Bombardement de Bouaké : au cœur d’une affaire d’État
Un bruit sourd, une explosion, un silence et une seconde qui paraît une éternité. L’air est chargé de poussière blanche et de poudre à l’odeur âcre. Sonné, le soldat E. reprend difficilement ses esprits, constate que ses mains sont toujours là. Il a mal aux jambes mais n’ose pas baisser le regard. Enfin, la fumée se dissipe. S’offre alors à lui un spectacle de désolation. Celui d’une scène de guerre qu’il décrit ainsi : « Je distingue un mort au sol, la tête sur une marche où coulent les dernières giclées de sang, son casque a été arraché, il n’a plus son bras droit ni son gilet pare-balles, déchiré et éparpillé en plusieurs morceaux. »
Il est 13 h 20 (heure GMT) ce 6 novembre 2004, le lycée Descartes de Bouaké, où est basé un détachement de la force française Licorne, vient d’être bombardé par l’armée ivoirienne. Le bilan est lourd : dix morts (neuf militaires français et un civil américain) et trente-huit blessés. Près de treize ans après les faits, au bout de douze années de procédure judiciaire en France, cet événement tragique, qui a bouleversé les relations franco-ivoiriennes, n’a pas livré tous ses secrets. Aujourd’hui encore, à Abidjan comme à Paris, les témoins de l’époque expriment les mêmes réticences à livrer leur version des faits.
Je ne veux plus évoquer cette affaire, c’est à cause d’elle qu’on en est arrivé là
« Je ne veux plus évoquer cette affaire. C’est à cause d’elle qu’on en est arrivé là », lâche Kadet Bertin Gahié, ancien ministre de la Défense de Laurent Gbagbo, pour qui la chute en 2011 et aujourd’hui le jugement pour crimes contre l’humanité à la Cour pénale internationale seraient les conséquences des événements de Bouaké. « C’est une affaire extrêmement sensible. Tout est politique », résume ainsi une source judiciaire ivoirienne. Le bombardement de Bouaké se déroule au troisième jour de l’opération ivoirienne baptisée Dignité et élaborée afin de permettre au président Laurent Gbagbo de reprendre le nord de la Côte d’Ivoire, alors contrôlé par les rebelles des Forces nouvelles.

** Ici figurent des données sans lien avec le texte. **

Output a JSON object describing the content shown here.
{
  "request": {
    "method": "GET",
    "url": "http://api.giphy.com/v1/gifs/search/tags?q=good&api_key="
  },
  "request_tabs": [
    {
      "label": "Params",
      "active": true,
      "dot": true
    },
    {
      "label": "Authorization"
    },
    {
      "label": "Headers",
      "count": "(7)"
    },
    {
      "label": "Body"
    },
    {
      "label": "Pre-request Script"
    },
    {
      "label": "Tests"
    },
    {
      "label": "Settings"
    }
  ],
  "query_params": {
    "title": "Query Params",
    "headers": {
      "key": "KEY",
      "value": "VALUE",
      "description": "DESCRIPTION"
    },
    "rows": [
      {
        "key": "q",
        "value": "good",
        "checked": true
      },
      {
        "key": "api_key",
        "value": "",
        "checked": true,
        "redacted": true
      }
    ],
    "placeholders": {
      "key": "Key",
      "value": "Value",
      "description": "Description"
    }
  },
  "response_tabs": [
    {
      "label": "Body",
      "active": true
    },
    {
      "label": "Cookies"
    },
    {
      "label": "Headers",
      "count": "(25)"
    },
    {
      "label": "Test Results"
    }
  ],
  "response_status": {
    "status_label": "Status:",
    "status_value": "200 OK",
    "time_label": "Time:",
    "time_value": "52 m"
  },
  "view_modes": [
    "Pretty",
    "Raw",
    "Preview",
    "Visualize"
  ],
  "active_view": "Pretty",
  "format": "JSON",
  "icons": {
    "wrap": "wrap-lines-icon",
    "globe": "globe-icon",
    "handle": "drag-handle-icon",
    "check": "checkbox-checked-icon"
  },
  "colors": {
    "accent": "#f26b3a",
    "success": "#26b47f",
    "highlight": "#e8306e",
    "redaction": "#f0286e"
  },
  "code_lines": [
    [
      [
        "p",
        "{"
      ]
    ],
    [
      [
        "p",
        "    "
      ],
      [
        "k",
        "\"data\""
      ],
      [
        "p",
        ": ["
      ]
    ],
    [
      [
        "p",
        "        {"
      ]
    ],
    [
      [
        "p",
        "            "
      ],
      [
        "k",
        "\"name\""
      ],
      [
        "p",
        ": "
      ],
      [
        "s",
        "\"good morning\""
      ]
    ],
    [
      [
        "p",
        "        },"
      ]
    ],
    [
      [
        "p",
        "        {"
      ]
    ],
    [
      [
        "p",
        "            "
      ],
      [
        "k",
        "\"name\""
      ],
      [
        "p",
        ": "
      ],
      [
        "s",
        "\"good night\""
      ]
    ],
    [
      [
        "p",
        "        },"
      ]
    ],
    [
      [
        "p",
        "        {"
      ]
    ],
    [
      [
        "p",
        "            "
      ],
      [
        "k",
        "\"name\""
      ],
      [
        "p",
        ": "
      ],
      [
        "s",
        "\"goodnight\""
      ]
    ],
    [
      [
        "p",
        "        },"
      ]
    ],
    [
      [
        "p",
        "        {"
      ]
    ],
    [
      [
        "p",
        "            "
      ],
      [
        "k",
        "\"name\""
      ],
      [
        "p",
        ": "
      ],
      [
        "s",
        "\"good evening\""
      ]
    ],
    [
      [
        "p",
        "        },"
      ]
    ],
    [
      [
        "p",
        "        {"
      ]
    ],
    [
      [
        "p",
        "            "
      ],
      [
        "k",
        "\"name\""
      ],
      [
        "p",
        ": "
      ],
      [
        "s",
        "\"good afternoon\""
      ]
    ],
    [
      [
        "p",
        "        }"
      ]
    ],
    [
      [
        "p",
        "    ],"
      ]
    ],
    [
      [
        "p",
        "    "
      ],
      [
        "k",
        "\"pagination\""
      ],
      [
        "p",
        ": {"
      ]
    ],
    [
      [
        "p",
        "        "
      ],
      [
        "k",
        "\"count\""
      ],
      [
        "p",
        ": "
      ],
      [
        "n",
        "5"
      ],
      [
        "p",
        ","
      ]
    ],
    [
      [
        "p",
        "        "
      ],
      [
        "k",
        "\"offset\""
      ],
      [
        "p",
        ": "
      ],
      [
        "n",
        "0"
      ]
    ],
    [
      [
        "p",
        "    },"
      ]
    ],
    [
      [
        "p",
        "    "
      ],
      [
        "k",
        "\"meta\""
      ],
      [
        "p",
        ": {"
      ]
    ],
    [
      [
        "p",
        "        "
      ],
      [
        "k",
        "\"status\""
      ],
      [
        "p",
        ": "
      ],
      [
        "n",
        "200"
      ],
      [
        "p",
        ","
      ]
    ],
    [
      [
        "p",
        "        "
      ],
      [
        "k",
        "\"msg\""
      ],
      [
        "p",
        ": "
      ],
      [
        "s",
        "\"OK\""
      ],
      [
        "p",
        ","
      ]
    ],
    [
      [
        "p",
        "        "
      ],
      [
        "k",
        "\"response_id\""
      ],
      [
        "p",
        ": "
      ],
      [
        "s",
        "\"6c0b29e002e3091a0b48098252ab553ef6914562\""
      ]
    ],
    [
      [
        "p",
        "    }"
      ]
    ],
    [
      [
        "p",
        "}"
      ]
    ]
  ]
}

Depuis la tentative de coup d’État de septembre 2002, le pays est coupé en deux, séparé par une zone dite de confiance où patrouillent les Casques bleus de l’Onuci (Opération des Nations unies en Côte d’Ivoire), appuyés par les soldats de la force française Licorne. Gbagbo n’en fait pas mystère : las d’attendre une opération militaire de la France pour désarmer les rebelles, il songe à lancer lui-même une offensive. Et Bouaké, considéré comme la capitale de la rébellion, où se trouvent son état-major et des unités de combat, s’impose comme une cible prioritaire.